Le Museu de Belles Arts de València occupe le Palau de Sant Pius V, un vaste ensemble séminaire entrepris en 1683 par le Patriarche de Valence et achevé au début du XVIIIe siècle dans un style mêlant l'exubérance du baroque valencien à une sobriété néoclassique ultérieure. La cour à arcades sur deux étages, le dôme de la chapelle et la succession de galeries voûtées font de ce bâtiment l'un des cadres muséaux les plus architecturalement remarquables d'Espagne. Officiellement reconstitué en musée public des beaux-arts en 1913, l'établissement a hérité des collections accumulées par la Real Academia de Bellas Artes de San Carlos — fondée en 1768 — ainsi que de fonds ecclésiastiques saisis lors des confiscations libérales des années 1830. Cette double origine explique pourquoi ses salles passent naturellement des retables dévotionnels aux portraits profanes sans aucune impression de rupture.

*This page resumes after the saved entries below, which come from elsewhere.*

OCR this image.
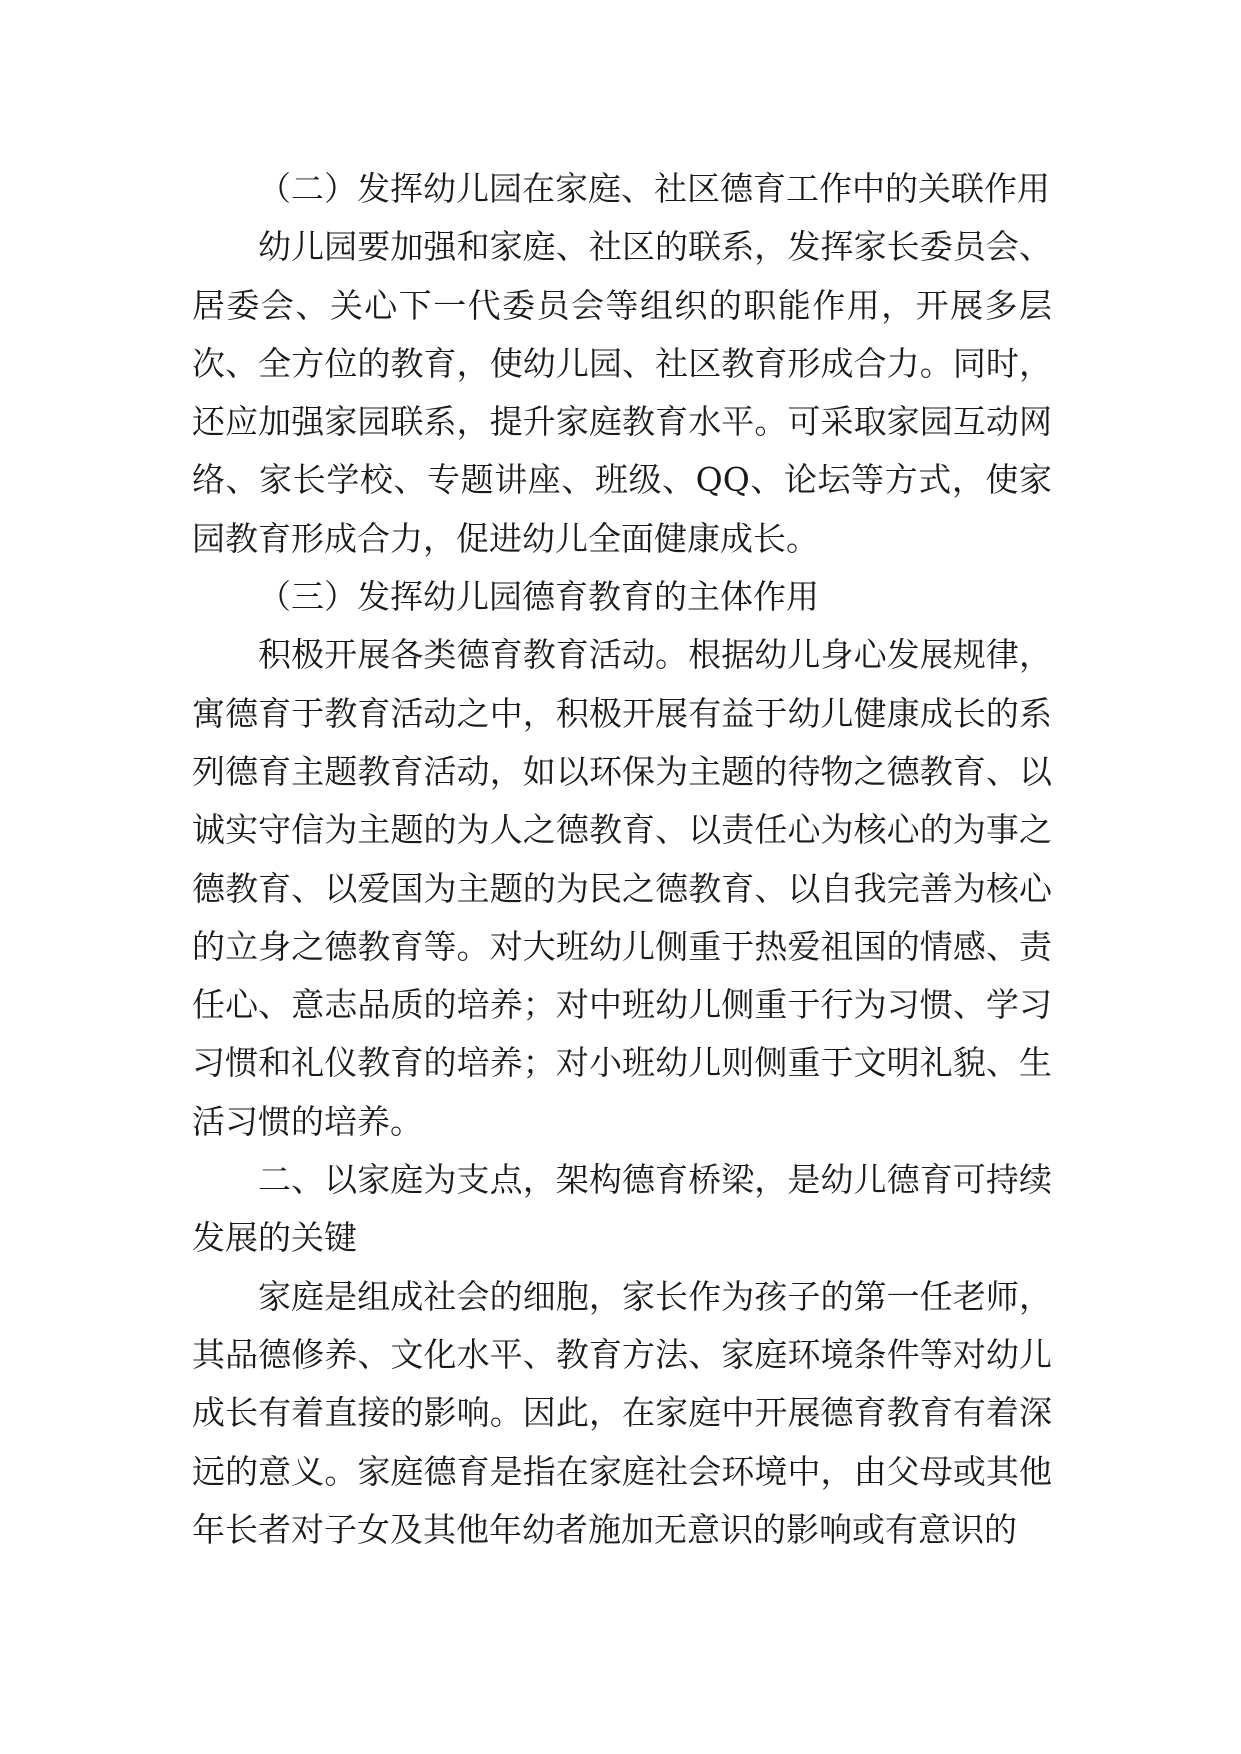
（二）发挥幼儿园在家庭、社区德育工作中的关联作用

幼儿园要加强和家庭、社区的联系，发挥家长委员会、居委会、关心下一代委员会等组织的职能作用，开展多层次、全方位的教育，使幼儿园、社区教育形成合力。同时，还应加强家园联系，提升家庭教育水平。可采取家园互动网络、家长学校、专题讲座、班级、QQ、论坛等方式，使家园教育形成合力，促进幼儿全面健康成长。

（三）发挥幼儿园德育教育的主体作用

积极开展各类德育教育活动。根据幼儿身心发展规律，寓德育于教育活动之中，积极开展有益于幼儿健康成长的系列德育主题教育活动，如以环保为主题的待物之德教育、以诚实守信为主题的为人之德教育、以责任心为核心的为事之德教育、以爱国为主题的为民之德教育、以自我完善为核心的立身之德教育等。对大班幼儿侧重于热爱祖国的情感、责任心、意志品质的培养；对中班幼儿侧重于行为习惯、学习习惯和礼仪教育的培养；对小班幼儿则侧重于文明礼貌、生活习惯的培养。

二、以家庭为支点，架构德育桥梁，是幼儿德育可持续发展的关键

家庭是组成社会的细胞，家长作为孩子的第一任老师，其品德修养、文化水平、教育方法、家庭环境条件等对幼儿成长有着直接的影响。因此，在家庭中开展德育教育有着深远的意义。家庭德育是指在家庭社会环境中，由父母或其他年长者对子女及其他年幼者施加无意识的影响或有意识的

Le point fort de la collection réside dans ses œuvres gothiques valenciennes. Un ensemble de retablos des XIVe et XVe siècles — polyptyques peints sur fond de feuille d'or — constitue l'une des concentrations les plus remarquables de cette forme en Europe, avec des œuvres majeures d'Andreu Marçal de Sas et de l'atelier de Gonçal Peris Sarrià. Au-delà des salles gothiques, la collection permanente retrace cinq siècles de peinture espagnole : les sombres portraits du Greco, un autoportrait de Velázquez longtemps débattu par les spécialistes, les toiles intimes de Goya, et — avec la plus grande abondance — les scènes méditerranéennes baignées de soleil de Joaquín Sorolla (1863–1923), le peintre valencien le plus célèbre, qui étudia à l'académie prédécesseure du musée. Les salles Sorolla justifient à elles seules une visite dédiée ; son traitement de la lumière méditerranéenne sur le lin blanc et le sable mouillé demeure techniquement saisissant, même selon les critères contemporains.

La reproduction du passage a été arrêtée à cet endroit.